Washington.- Después de semanas de expectativas por parte de la Casa Blanca y nerviosismo del público, el Presidente estadounidense, Donald Trump, está listo para anunciar el miércoles una serie de aranceles que él mismo describe como «recíprocos» tanto para amigos como para enemigos.
Los nuevos aranceles, que se anunciarán en lo que Trump ha llamado «Día de la Liberación», son un intento de impulsar la manufactura en Estados Unidos y castigar a otros países por lo que, según dice, son años de prácticas comerciales injustas. Pero, según la mayoría de los análisis de los economistas, el movimiento arriesgado amenaza con sumir la economía en una recesión y desmantelar alianzas de décadas.
La Casa Blanca muestra confianza a pesar de la apuesta política y financiera que se está llevando a cabo.

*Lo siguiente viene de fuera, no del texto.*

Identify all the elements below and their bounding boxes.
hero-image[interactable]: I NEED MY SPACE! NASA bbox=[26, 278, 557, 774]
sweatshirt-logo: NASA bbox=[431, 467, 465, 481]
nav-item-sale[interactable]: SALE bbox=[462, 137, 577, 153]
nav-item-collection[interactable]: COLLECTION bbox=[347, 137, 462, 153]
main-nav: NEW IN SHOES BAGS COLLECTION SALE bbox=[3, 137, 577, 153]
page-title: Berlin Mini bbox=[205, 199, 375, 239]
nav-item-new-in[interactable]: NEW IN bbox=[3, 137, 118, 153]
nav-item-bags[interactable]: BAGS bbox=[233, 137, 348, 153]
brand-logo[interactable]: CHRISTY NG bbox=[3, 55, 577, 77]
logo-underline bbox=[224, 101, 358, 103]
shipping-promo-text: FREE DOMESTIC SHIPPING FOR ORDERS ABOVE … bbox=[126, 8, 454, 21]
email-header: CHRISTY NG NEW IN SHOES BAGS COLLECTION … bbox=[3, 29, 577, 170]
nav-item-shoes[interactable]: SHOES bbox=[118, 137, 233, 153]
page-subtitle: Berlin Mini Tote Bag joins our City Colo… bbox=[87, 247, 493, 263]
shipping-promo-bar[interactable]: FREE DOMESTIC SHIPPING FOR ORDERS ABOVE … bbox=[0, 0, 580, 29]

«El 2 de abril de 2025 será recordado como uno de los días más importantes en la historia moderna de Estados Unidos», afirmó la Secretaria de prensa de la Casa Blanca, Karoline Leavitt, en una conferencia de prensa el martes, añadiendo que los nuevos aranceles entrarán en vigor de inmediato.
Horas antes del discurso de Trump previsto para el miércoles a las 14:00 horas (Tiempo de México) seguían sin conocerse detalles sobre los planes arancelarios del Mandatario. El índice bursátil S&P 500 subía ligeramente en las primeras operaciones de la jornada debido a que los inversores esperan tener más certidumbre sobre su agenda.
Los aranceles recíprocos que Trump planea anunciar se producen luego de anuncios recientes similares de impuestos del 25 por ciento sobre las importaciones de automóviles; gravámenes contra China, Canadá y México, y aranceles ampliados sobre el acero y el aluminio. Trump también ha impuesto aranceles contra países que importan petróleo de Venezuela y planea impuestos de importación separados sobre medicamentos farmacéuticos, madera, cobre y chips de computadora.
Ninguna de las señales de advertencia sobre un mercado de valores en caída o que el sentimiento del consumidor se haya volviendo sombrío ha hecho que el Gobierno dude públicamente de su estrategia.